Excerpt from the book, “Misquoting Jesus,” by Bart D. Ehrman Page(s) 63 – 65:

“John 7:53 – 8:12: Jesus is teaching in the temple, and a group of scribes and Pharisees, his sworn enemies, approach him, bringing with them a woman “who had been caught in the very act of adultery.” They bring her before Jesus because they want to put him to the test. The Law of Moses, as they tell him, demands that such a one be stoned to death; but they want to know what he has to say about the matter. Should they stone her or show her mercy? It is a trap, of course. If Jesus tells them to let the woman to go, he will be accused of violating the Law of God; if he tells them to stone her, he will be accused of dismissing his own teachings of love, mercy, and forgiveness.

Jesus does not immediately reply; instead he stoops to write on the ground. When they continue to question him, he says to them, “Let the one who is without sin among you be the first to cast a stone at her.” He then returns to his writing on the ground, while those who have brought the woman start to leave the scene – evidently feeling convicted of their own wrong doing – until no one is left but the woman. Looking up, Jesus says, “Woman, where are they? Is there no one who condemns you?” To which she replies, “No one, Lord.” He then responds, “Neither do I condemn you. Go and sin no more.”

It is a brilliant story, filled with pathos and a clever twist in which Jesus uses his wits to get himself – not to mention the poor woman – off the hook. Of course, to a careful reader, the story raises numerous questions. If this woman was caught in the act of adultery, for example, where is the man she was caught with? Both of them are to be stoned, according to the Law of Moses (see Leviticus 20:10). Moreover, when Jesus wrote on the ground, what exactly was he writing? (According to one ancient tradition, he was writing the sins of the accusers, who seeing that their own transgressions were known, left in embarrassment!) And even if Jesus did teach a message of love, did he really think that the Law of God given by Moses was no longer in force and should not be obeyed? Did he think sins should not be punished at all?

Despite the brilliance of the story, its captivating quality, and its inherent intrigue, there is one other enormous problem that it poses. As it turns out, it was not originally in the Gospel of John. It was added by later scribes.

How do we know this? In fact, scholars who work on the manuscript tradition have no doubts about this particular case. Here are some of the facts: the story is not found in our oldest and best manuscripts of the Gospel of John; its writing style is very different from what we find in the rest of John (including the stories immediately before and after); and it includes a large number of words and phrases that are otherwise alien to the Gospel. The conclusion is unavoidable; this passage was not originally part of the Gospel.
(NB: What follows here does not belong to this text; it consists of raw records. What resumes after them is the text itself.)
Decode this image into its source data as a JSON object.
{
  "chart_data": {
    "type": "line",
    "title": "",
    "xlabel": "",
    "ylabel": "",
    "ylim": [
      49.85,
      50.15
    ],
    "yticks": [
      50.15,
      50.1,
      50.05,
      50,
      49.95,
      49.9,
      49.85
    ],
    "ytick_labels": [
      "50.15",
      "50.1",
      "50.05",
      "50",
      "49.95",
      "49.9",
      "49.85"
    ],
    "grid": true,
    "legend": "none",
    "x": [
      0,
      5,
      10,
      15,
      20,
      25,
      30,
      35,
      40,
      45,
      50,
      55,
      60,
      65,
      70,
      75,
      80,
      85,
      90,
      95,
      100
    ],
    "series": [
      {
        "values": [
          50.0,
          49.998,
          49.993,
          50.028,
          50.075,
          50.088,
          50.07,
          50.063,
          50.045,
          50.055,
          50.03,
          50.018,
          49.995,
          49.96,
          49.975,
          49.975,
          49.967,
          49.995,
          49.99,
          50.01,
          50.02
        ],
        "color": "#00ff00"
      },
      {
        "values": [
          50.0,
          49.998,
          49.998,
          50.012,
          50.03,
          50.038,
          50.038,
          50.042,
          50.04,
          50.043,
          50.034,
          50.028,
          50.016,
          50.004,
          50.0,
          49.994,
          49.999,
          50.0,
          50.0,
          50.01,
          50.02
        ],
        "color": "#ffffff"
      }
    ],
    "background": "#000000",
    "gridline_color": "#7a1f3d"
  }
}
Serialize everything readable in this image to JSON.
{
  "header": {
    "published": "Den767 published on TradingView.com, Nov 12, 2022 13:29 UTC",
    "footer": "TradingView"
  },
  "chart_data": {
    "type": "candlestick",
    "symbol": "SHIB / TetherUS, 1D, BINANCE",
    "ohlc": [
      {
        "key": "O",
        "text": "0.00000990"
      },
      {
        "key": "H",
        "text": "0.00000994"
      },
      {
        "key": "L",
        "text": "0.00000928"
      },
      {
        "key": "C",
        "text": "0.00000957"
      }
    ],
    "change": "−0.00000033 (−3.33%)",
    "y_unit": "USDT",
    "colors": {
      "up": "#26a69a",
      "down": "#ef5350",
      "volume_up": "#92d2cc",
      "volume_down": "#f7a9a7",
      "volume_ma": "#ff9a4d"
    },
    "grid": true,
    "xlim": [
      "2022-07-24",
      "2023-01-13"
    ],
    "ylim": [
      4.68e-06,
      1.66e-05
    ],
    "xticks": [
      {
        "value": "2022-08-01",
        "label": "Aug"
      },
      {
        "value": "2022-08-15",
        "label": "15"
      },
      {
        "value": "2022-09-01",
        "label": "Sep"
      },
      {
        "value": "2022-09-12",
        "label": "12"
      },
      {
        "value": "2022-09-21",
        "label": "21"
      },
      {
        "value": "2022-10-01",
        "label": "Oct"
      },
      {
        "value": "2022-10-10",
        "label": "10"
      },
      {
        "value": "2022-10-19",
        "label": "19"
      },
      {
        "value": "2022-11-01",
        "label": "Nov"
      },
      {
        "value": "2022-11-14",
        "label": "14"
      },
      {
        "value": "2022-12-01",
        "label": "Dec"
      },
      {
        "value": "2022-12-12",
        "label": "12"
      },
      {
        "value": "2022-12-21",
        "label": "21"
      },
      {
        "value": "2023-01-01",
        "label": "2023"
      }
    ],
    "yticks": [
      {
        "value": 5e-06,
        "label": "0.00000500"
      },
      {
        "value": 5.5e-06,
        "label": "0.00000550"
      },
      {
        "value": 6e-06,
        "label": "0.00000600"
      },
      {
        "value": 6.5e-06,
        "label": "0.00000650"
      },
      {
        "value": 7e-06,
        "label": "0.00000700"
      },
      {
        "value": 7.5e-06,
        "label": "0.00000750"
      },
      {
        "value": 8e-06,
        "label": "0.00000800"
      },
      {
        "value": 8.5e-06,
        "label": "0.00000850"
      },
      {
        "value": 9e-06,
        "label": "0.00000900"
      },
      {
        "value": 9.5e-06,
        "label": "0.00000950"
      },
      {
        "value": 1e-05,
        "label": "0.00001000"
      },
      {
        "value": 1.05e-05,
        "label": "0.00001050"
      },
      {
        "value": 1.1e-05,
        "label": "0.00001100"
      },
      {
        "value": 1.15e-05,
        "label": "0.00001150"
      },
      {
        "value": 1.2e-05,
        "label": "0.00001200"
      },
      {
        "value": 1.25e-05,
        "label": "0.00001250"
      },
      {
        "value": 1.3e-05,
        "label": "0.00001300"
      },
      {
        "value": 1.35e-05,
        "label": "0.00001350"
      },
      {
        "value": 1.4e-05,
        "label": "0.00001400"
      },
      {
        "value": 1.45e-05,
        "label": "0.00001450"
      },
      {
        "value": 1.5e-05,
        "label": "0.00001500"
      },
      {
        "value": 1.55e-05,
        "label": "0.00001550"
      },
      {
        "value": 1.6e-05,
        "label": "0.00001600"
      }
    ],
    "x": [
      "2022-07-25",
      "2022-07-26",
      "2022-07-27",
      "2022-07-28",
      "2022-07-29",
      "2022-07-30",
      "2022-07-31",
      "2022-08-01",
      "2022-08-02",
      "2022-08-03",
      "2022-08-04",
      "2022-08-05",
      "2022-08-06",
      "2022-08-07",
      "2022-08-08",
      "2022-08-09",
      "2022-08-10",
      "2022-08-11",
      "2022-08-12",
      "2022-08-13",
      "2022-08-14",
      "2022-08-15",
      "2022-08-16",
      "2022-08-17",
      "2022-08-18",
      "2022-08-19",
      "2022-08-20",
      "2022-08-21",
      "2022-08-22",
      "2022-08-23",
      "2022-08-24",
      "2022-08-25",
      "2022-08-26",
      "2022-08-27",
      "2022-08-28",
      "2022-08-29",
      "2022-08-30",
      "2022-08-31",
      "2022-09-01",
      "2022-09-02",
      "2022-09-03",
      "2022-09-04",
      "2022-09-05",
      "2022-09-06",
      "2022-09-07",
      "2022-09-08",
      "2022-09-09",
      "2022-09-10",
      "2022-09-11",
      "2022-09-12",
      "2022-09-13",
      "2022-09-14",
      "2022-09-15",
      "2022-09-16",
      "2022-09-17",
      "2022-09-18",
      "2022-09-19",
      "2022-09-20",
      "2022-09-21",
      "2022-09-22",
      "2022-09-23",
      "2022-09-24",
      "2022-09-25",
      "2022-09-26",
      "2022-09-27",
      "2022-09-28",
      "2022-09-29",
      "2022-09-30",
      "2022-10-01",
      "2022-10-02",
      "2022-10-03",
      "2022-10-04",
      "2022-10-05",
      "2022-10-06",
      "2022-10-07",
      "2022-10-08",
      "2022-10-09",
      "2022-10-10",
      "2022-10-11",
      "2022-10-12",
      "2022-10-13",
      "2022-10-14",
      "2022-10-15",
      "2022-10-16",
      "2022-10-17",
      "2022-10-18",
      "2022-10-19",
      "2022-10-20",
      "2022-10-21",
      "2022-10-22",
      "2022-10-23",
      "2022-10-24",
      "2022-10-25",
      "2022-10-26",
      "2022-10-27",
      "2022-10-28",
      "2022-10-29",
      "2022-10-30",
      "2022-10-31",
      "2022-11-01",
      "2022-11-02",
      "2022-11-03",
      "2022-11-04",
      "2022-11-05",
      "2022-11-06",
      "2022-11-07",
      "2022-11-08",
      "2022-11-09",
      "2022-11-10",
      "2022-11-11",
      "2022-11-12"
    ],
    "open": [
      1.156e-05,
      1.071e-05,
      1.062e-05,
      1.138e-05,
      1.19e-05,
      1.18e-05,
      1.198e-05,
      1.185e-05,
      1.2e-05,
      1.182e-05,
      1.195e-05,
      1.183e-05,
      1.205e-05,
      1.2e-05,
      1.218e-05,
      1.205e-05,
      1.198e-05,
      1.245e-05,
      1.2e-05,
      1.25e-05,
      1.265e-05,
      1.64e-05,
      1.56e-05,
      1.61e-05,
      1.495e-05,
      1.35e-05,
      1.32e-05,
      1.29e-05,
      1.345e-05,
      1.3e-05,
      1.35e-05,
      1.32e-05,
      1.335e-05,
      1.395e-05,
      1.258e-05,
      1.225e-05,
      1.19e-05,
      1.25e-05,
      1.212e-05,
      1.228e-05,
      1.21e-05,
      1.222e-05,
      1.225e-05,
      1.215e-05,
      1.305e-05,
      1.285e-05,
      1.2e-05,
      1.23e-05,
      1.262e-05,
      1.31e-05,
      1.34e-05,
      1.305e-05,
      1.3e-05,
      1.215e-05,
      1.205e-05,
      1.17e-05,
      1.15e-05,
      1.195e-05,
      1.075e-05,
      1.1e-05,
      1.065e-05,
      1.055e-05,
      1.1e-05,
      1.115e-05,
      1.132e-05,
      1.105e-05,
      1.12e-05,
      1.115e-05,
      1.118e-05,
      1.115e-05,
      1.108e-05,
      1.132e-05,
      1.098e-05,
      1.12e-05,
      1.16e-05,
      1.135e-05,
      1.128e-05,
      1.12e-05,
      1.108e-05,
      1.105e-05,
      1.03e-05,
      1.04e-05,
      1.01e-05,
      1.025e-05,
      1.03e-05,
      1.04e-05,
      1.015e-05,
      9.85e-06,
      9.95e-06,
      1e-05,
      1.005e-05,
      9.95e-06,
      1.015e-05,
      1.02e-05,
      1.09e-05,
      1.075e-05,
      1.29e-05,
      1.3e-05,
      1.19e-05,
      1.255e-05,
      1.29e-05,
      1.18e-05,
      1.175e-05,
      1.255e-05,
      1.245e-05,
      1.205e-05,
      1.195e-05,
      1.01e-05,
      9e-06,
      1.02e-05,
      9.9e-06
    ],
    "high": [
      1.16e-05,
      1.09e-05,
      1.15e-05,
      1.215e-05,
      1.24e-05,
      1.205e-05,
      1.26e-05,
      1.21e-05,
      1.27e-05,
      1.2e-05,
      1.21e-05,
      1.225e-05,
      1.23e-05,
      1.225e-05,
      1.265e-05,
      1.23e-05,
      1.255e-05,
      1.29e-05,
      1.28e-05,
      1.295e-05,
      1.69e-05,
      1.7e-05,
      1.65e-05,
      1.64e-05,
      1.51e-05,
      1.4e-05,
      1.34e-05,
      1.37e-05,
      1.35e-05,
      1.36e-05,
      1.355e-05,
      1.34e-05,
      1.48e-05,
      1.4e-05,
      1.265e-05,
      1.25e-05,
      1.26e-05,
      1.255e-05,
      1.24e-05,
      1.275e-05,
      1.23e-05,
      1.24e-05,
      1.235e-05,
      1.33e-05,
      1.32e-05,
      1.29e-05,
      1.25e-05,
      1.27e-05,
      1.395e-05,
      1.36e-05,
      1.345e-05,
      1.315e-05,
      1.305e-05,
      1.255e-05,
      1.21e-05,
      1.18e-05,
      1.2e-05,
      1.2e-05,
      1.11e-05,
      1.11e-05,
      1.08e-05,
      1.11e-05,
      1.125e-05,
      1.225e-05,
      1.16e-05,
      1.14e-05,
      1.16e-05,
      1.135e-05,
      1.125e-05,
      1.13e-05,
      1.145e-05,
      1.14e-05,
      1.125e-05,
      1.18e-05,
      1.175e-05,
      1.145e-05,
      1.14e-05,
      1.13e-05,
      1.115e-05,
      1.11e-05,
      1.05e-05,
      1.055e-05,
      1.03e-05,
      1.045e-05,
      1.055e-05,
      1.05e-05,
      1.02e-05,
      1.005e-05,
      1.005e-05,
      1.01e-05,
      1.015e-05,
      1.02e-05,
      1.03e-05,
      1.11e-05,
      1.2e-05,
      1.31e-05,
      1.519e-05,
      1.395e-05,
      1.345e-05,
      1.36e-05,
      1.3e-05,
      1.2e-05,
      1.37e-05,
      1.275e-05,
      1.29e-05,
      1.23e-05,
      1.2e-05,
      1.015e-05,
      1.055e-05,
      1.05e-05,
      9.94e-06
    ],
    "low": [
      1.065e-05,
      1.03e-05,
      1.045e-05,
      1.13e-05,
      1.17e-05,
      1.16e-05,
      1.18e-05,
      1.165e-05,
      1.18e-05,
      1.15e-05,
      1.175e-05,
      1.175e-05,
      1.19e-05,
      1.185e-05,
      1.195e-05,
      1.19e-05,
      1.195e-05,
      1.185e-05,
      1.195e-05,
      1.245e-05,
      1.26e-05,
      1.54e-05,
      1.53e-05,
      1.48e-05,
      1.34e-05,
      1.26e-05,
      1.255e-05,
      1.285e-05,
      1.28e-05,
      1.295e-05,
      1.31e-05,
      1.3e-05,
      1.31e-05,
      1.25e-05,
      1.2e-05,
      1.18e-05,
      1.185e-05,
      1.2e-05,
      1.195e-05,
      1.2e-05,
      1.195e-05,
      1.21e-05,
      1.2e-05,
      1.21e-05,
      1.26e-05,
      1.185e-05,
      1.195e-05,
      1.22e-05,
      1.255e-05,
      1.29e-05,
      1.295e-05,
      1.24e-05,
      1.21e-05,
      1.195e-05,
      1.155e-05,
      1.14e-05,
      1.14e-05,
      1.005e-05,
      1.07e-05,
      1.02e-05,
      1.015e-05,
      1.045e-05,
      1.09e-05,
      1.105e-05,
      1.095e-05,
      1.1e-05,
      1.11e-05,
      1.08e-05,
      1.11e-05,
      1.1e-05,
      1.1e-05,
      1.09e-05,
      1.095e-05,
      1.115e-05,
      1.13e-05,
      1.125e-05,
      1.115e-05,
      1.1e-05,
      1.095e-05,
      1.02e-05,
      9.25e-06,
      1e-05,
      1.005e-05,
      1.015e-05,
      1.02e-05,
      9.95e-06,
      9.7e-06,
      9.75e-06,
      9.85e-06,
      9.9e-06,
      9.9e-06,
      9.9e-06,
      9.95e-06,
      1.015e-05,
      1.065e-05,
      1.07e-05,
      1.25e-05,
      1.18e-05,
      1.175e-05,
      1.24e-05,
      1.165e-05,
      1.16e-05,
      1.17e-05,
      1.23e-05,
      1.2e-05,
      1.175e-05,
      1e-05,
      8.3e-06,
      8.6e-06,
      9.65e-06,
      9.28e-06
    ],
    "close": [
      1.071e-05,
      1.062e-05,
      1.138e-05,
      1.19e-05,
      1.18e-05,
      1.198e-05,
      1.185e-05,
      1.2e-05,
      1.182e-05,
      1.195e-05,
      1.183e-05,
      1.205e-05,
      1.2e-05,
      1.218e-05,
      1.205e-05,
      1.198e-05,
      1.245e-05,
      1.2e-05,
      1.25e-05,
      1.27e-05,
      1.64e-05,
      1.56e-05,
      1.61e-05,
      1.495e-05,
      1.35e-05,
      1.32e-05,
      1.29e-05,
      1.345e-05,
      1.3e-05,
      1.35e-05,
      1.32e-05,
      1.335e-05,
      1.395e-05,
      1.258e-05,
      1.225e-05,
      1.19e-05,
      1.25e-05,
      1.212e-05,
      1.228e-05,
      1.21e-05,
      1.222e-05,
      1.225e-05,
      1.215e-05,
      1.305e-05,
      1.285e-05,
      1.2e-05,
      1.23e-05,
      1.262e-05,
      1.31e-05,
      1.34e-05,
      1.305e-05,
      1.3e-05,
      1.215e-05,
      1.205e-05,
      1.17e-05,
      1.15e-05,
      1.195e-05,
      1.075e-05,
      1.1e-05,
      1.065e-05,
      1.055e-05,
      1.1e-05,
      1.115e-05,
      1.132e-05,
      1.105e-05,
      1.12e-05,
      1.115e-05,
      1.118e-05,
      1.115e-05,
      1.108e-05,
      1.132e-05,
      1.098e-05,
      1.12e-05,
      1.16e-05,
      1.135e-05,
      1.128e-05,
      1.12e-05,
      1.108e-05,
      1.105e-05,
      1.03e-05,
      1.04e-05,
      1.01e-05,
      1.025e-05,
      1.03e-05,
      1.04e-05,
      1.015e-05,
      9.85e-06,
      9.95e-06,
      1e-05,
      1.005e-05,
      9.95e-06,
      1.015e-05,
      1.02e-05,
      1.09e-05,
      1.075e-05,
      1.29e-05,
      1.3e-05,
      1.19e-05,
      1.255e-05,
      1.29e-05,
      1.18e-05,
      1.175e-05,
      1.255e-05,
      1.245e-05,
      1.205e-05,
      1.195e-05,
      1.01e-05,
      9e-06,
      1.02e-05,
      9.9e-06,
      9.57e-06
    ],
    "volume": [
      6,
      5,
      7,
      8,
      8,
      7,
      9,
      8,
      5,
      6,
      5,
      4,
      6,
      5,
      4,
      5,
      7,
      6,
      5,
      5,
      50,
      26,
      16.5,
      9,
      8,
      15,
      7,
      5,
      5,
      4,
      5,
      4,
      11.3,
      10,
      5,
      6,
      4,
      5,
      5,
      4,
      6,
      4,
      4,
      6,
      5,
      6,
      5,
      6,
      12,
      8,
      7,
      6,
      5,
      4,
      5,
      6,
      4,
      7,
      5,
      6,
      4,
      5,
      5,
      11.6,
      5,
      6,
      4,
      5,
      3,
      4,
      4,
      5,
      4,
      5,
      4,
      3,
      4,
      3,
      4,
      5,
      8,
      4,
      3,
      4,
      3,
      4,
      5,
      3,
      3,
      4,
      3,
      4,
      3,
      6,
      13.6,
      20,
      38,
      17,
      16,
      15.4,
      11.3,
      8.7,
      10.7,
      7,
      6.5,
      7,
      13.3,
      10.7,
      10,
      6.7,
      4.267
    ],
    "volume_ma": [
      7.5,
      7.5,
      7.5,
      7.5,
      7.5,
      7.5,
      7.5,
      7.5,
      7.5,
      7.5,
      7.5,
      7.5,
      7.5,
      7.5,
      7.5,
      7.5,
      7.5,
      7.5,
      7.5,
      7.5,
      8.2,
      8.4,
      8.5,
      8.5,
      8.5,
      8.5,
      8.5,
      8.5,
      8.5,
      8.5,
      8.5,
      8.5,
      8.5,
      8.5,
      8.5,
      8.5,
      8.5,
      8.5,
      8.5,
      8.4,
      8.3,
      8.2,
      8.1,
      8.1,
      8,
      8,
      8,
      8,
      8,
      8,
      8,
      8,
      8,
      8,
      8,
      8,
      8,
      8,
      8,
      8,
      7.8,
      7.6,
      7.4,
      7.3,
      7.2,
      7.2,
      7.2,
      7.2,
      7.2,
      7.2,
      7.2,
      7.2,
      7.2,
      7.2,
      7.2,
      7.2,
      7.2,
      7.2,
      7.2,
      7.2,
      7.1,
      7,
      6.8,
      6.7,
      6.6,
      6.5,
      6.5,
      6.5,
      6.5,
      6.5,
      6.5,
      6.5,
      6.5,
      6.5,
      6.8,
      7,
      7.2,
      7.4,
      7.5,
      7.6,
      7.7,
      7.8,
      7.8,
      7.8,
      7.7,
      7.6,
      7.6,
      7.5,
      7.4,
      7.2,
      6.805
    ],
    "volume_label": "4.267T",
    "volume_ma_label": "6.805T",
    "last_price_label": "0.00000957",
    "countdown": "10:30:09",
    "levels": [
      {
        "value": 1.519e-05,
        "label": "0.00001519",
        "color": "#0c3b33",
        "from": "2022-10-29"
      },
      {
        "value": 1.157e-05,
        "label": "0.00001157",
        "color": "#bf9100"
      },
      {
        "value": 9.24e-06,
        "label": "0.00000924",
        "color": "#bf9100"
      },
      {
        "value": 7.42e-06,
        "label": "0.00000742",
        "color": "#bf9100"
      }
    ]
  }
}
How then did it come to be added? Most scholars think that it was probably a well-known story circulating in the oral tradition about Jesus, which at some point was added in the margin of a manuscript. From there some scribe that the marginal note was meant to be part of the text and so inserted it immediately after the account that ends in John 7:52. It is noteworthy that other scribes inserted the account in different locations in the New Testament – some of them after John 21:25, for example, and others, interestingly enough, after Luke 21:38. In any event, whoever wrote the account, it was not John.”